Bu “isteyen kürtaj yaptırsın, isteyen yaptırmasın, kime ne!” mantığını, Türk basınında en yakın düştüğüm yazarlardan sevgili Gülay Göktürk de savundu. “Günah işleme özgürlüğü’ başlıklı yazısında, kürtajı “günah” sayanların başkalarının hayatına karışmaması gerektiğini ileri sürdü.
Oysa, açıkça söyleyeyim ki, bunların hepsi çürük argümanlardır.
Sebebini de farazi bir örnekle açıklayayım.
Bebek öldürme tarikatı
Öyle bir şey yok ya, Türkiye’de Satanist bir tarikat ortaya çıktığını varsayalım, farz-ı muhal.
Ve diyelim ki bunların tuhaf ritüellerinden biri de, dokuz aylık bebekleri şeytana kurban etmek olsun. Ama kimsenin bebeğini kaçırıp da öldürüyor değiller. Evlenip ilişkiye girerek kendileri yapıyorlar bebekleri. Doğurduktan sonra da dokuz ay boyunca besleyip sonunda şeytan için boğazlıyorlar.
Bu faciayı öğrenen devlet ise tarikatın mensuplarını yakalayıp mahkemeye çıkarıyor. Ve varsayalım ki bu bebek katilleri kendilerini şöyle savunuyorlar:
“Size ne kardeşim, bebek bizim değil mi? İster besler, ister öldürürüz. İnancımıza göre zaten bir yaşını aşmadıkça insan sayılmaz onlar. Siz başka türlü inanıyorsanız, o zaman kendi bebeklerinizi öldürmeyin, olsun bitsin. Ne diye başkalarının hayatına müdahale ediyorsunuz? Herkesin günahı kendi boyuna!”
Eminim kürtaj serbestisi yanlıları da kabul edecektir ki, böyle bir savunma kabul edilemez, ciddiye alınamaz. Çünkü ortada bireysel bir “ günah” değil, bir başka bireye (bebeğe) yönelik “suç” vardır. Cinayet gibi ağır bir suçtur hem de bu.
Tartışmanın özü
“Bu marjinal örneğin kürtajla ne alakası var” diyebilirsiniz. Var. Hem de çok var.
Çünkü kürtaj karşıtı argüman, henüz doğmamış olan bebeği bir “ insan” olarak kabul ediyor ve dolayısıyla onu öldürmenin “ cinayet” olduğuna hükmediyor.
Bunun karşısında “başkalarının hayatına niye karışıyorsunuz” demenin anlamı yok. Mevzubahis olan, annenin değil, doğmamış bebeğin hayatı çünkü.

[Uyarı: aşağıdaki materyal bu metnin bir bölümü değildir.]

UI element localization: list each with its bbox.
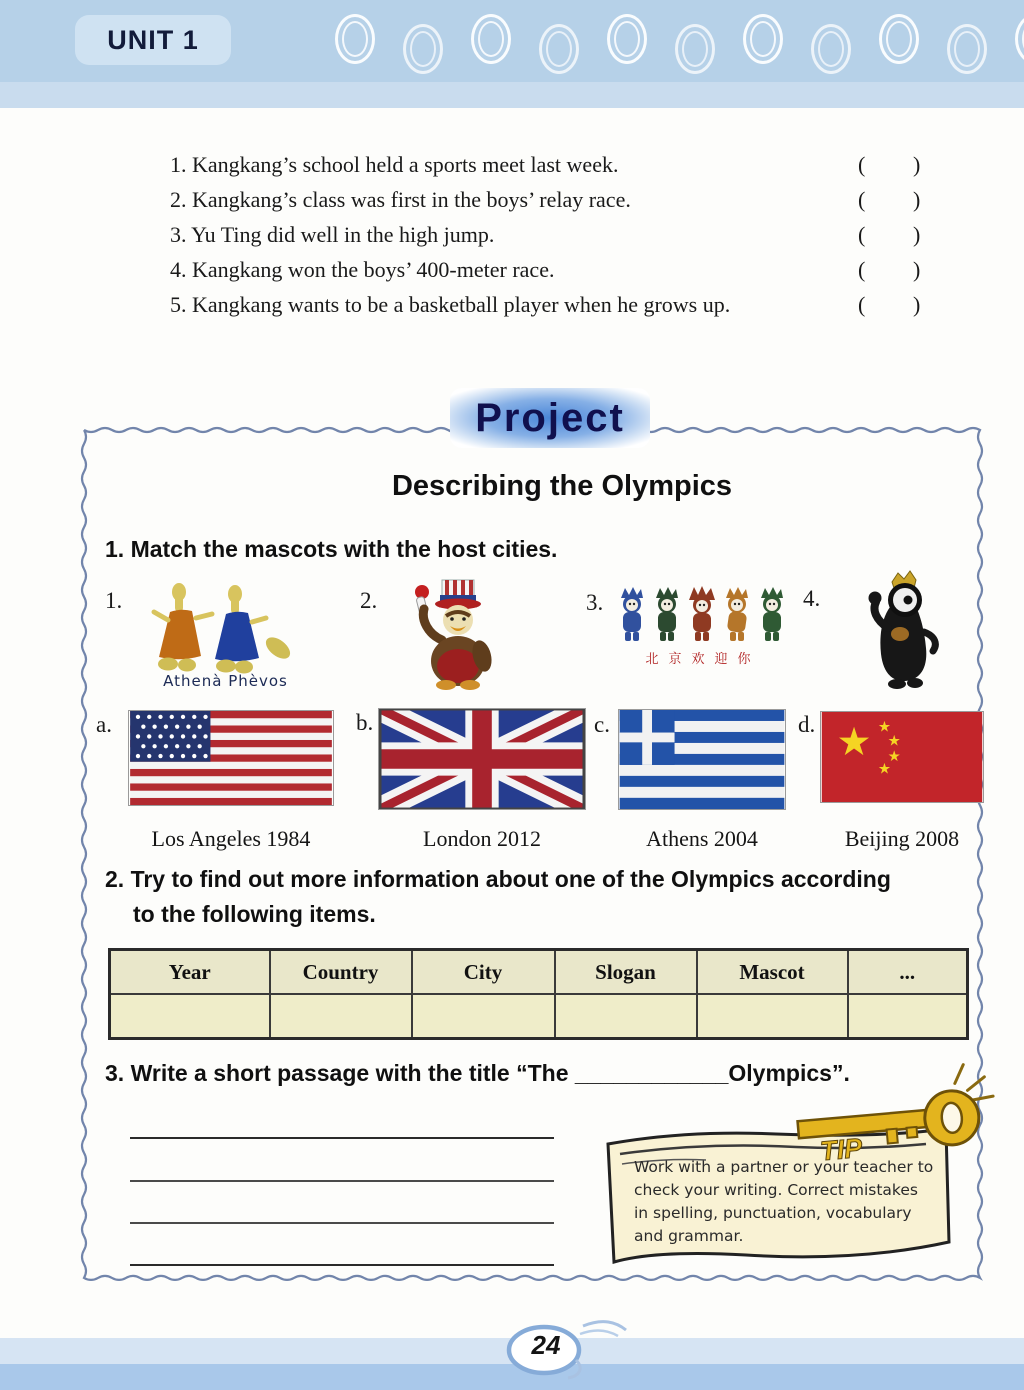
ring-icon [471,14,511,64]
svg-text:★: ★ [887,732,901,750]
table-empty-row [110,994,968,1039]
ring-icon [879,14,919,64]
usa-flag [128,710,334,806]
flag-letter: a. [96,712,112,737]
fuwa-mascots-icon [615,586,787,646]
wenlock-mascot-icon [848,570,953,690]
table-header-cell: Mascot [697,950,848,995]
svg-text:★: ★ [887,747,901,765]
statement-text: 1. Kangkang’s school held a sports meet last week. [170,152,619,177]
task3-heading-start: 3. Write a short passage with the title “The [105,1060,575,1086]
statement-text: 4. Kangkang won the boys’ 400-meter race. [170,257,555,282]
answer-paren-close: ) [913,187,921,212]
flag-caption: Los Angeles 1984 [151,826,311,851]
flag-letter: c. [594,712,610,737]
writing-line [130,1137,554,1139]
statement-row [0,292,1024,324]
greece-flag [618,709,786,810]
table-cell [848,994,968,1039]
mascot-number: 2. [360,588,378,613]
statement-row [0,187,1024,219]
project-subtitle: Describing the Olympics [391,470,733,502]
ring-icon [675,24,715,74]
tip-text: Work with a partner or your teacher to check your writing. Correct mistakes in spelling, punctuation, vocabulary and grammar. [634,1158,934,1245]
ring-decorations [335,14,1024,64]
answer-paren-open: ( [858,222,866,247]
task2-heading-line1: 2. Try to find out more information about one of the Olympics according [105,866,891,892]
mascot-number: 3. [586,590,604,615]
athena-phevos-mascot-icon [138,582,313,674]
statement-text: 3. Yu Ting did well in the high jump. [170,222,495,247]
table-cell [270,994,412,1039]
task3-heading [105,1060,850,1087]
project-title: Project [475,395,625,440]
ring-icon [947,24,987,74]
statement-text: 2. Kangkang’s class was first in the boys’ relay race. [170,187,631,212]
writing-line [130,1180,554,1182]
answer-paren-open: ( [858,292,866,317]
task1-heading: 1. Match the mascots with the host cities. [105,536,558,562]
ring-icon [1015,14,1024,64]
ring-icon [743,14,783,64]
ring-icon [811,24,851,74]
tip-label: TIP [818,1132,864,1167]
flag-caption: London 2012 [423,826,541,851]
table-cell [110,994,270,1039]
flag-caption: Athens 2004 [646,826,758,851]
table-header-cell: Country [270,950,412,995]
unit-label-pill [75,15,231,65]
page-number: 24 [531,1330,561,1360]
answer-paren-close: ) [913,257,921,282]
statement-row [0,222,1024,254]
unit-label: UNIT 1 [107,24,199,55]
answer-paren-close: ) [913,152,921,177]
task2-heading-line2: to the following items. [133,901,376,927]
ring-icon [539,24,579,74]
table-cell [555,994,697,1039]
svg-text:★: ★ [877,718,891,736]
writing-line [130,1264,554,1266]
answer-paren-open: ( [858,152,866,177]
answer-paren-close: ) [913,222,921,247]
table-cell [697,994,848,1039]
olympics-info-table [108,948,969,1040]
flag-letter: b. [356,710,374,735]
mascot3-caption: 北京欢迎你 [645,652,761,667]
statement-row [0,257,1024,289]
answer-paren-open: ( [858,257,866,282]
mascot-number: 1. [105,588,123,613]
key-icon [790,1056,1000,1171]
flag-caption: Beijing 2008 [844,826,960,851]
uk-flag [378,708,586,810]
mascot1-caption: Athenà Phèvos [163,672,288,690]
table-header-cell: ... [848,950,968,995]
ring-icon [607,14,647,64]
svg-text:★: ★ [877,760,891,778]
svg-text:★: ★ [836,720,872,766]
flag-letter: d. [798,712,816,737]
mascot-number: 4. [803,586,821,611]
answer-paren-open: ( [858,187,866,212]
writing-line [130,1222,554,1224]
sam-eagle-mascot-icon [402,576,512,691]
statement-text: 5. Kangkang wants to be a basketball player when he grows up. [170,292,731,317]
china-flag [820,711,984,803]
ring-icon [403,24,443,74]
title-blank: ____________ [574,1060,729,1086]
table-header-cell: Year [110,950,270,995]
answer-paren-close: ) [913,292,921,317]
statement-row [0,152,1024,184]
table-header-cell: City [412,950,555,995]
table-cell [412,994,555,1039]
header-band-strip [0,82,1024,108]
project-title-banner [450,388,650,448]
table-header-cell: Slogan [555,950,697,995]
task3-heading-end: Olympics”. [728,1060,850,1086]
table-header-row [110,950,968,995]
ring-icon [335,14,375,64]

Aynı şekilde, çoğu kez feministlerden gelen “kadın bedenine dokunmayın!” çıkışmasının da bir anlamı yok. Kadınların estetik ameliyat olma veya dövme yaptırma hakkını konuşmuyoruz ki, mesele sadece “kadın bedeni” olsun. O bedenin içinde gelişen, ama ondan ayrı bir “can” taşıyan fetusun haklarından söz ediyoruz.
Bu sebeplerle, anne rahminde gelişmekte olan “insan adayı”nın “insan” sayıldığı noktadan itibaren benim gözümde kürtaj gayrımeşrudur. Cinayettir. Ve elbette yasaklanmalıdır.
Bence tartışmaya açık olan tek nokta, bu “insan sayma” noktasının nerede başladığıdır. Bu, büyük ölçüde felsefi bir soru olduğuna göre de, dindarların savunacakları tutumu kendi dini gelenekleri içinde aramalarından daha doğal bir şey olamaz.